Pharmacogenetics and the Genetics of Behavior
In the clinical scenario described above, we describe how SNP genotyping may provide evidence of increased risk of disease related to cigarette smoking. Although smokers continue to smoke despite overwhelming evidence of the harmful effects of cigarettes, personalizing the risk may be more effective in assisting smokers to quit. Another approach that is currently being taken by a number of investigators is to examine the genetic variation that determines the risk of addiction as well as the pharmacologic and psychological effects of smoking. This knowledge may provide targets for interrupting dependency. Examples include genes for central and peripheral receptors that modify the response to nicotine and other constituents of cigarette smoke.
There are numerous additional diseases in which the discovery of SNPs will ultimately impact on how medicine is practiced. For example, susceptibility to tuberculosis is influenced by SNPs in the Toll-like receptor 2 gene; the severity of organ dysfunction in sepsis is related to polymorphisms in the interleukin- (IL)-6 gene; and the risk for narcolepsy is strongly associated with a specific human leukocyte antigen (HLA) subtype.
The study of the genetics of single-gene pulmonary diseases is well advanced. Although specific, highly effective therapies based on this knowledge have yet to be developed, research has shed considerable light on disease pathogenesis and is likely to substantially alter diagnosis and management in the near future. For the much more common complex genetic diseases of the lung and airways, genetic studies are at an earlier stage, but the explosion in technologic and analytic capacity that has accompanied the Human Genome Project has allowed impressive progress, and it is likely that a combination of linkage, association, and gene expression studies will completely transform our approach to the diagnosis and eventual management of these conditions over the next decade.
Rapid genotyping at the point of care, with graphical visualization-based bioinformatics tools (programs to translate the mountains of data and the myriad of interactions between the variations that make up a person’s genotype), will enable researchers and clinicians to record and demonstrate the implications to patients of individual SNP patterns with respect to protein structure, pathways, gene regulation, drug choice/side effects/efficacy, environment, and lifestyle choice (Fig 2).
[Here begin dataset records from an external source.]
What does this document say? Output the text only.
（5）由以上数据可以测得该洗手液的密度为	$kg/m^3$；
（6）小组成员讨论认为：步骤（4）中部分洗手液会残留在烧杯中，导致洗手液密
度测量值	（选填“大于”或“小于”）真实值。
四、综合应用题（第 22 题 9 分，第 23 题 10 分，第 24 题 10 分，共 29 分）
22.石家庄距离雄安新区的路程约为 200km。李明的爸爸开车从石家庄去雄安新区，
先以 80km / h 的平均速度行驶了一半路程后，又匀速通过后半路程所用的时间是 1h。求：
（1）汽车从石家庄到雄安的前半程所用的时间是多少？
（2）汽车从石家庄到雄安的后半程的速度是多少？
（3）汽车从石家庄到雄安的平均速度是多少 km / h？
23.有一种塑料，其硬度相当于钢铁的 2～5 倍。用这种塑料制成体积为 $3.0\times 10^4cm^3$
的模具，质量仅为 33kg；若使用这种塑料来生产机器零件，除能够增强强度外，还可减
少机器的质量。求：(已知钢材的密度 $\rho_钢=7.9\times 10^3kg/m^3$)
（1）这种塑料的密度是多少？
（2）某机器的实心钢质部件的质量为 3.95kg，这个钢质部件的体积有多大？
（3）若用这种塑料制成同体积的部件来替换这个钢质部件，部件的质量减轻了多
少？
Tags: genetics, genotyping, lung disease, pharmacogenetics, single-nucleotide polymorphism
Figure 2. The future of medicine. This schematic representation depicts how genomic sequence data (eg, SNP genotypes) might be incorporated into the patient/physician consultation to improve personalized health care. The patient comes to the hospital/clinic and meets with a health-care provider. Following initial consult (1) and informed consent process, blood (or even hair) sample is taken (2), and DNA is extracted (3) and amplified. Rapid genotyping of multiple SNPs is performed using microarray (4). The combination of SNPs of different genes from the same or different chromosomes (5) gives a specific genotype (in relation to the symptoms or diagnosed illness) for the patient. Bioinformatic tools are used to help integrate the structural (6) and functional (7) correlates of the genotype and predict the biological and treatment implications that are specific for that patient. A management plan of action (8) is drawn up by the physician in consultation with the engaged and more-informed patient, with respect to lifestyle options, environmental exposures, therapeutics, preventive treatments, and/or screening options.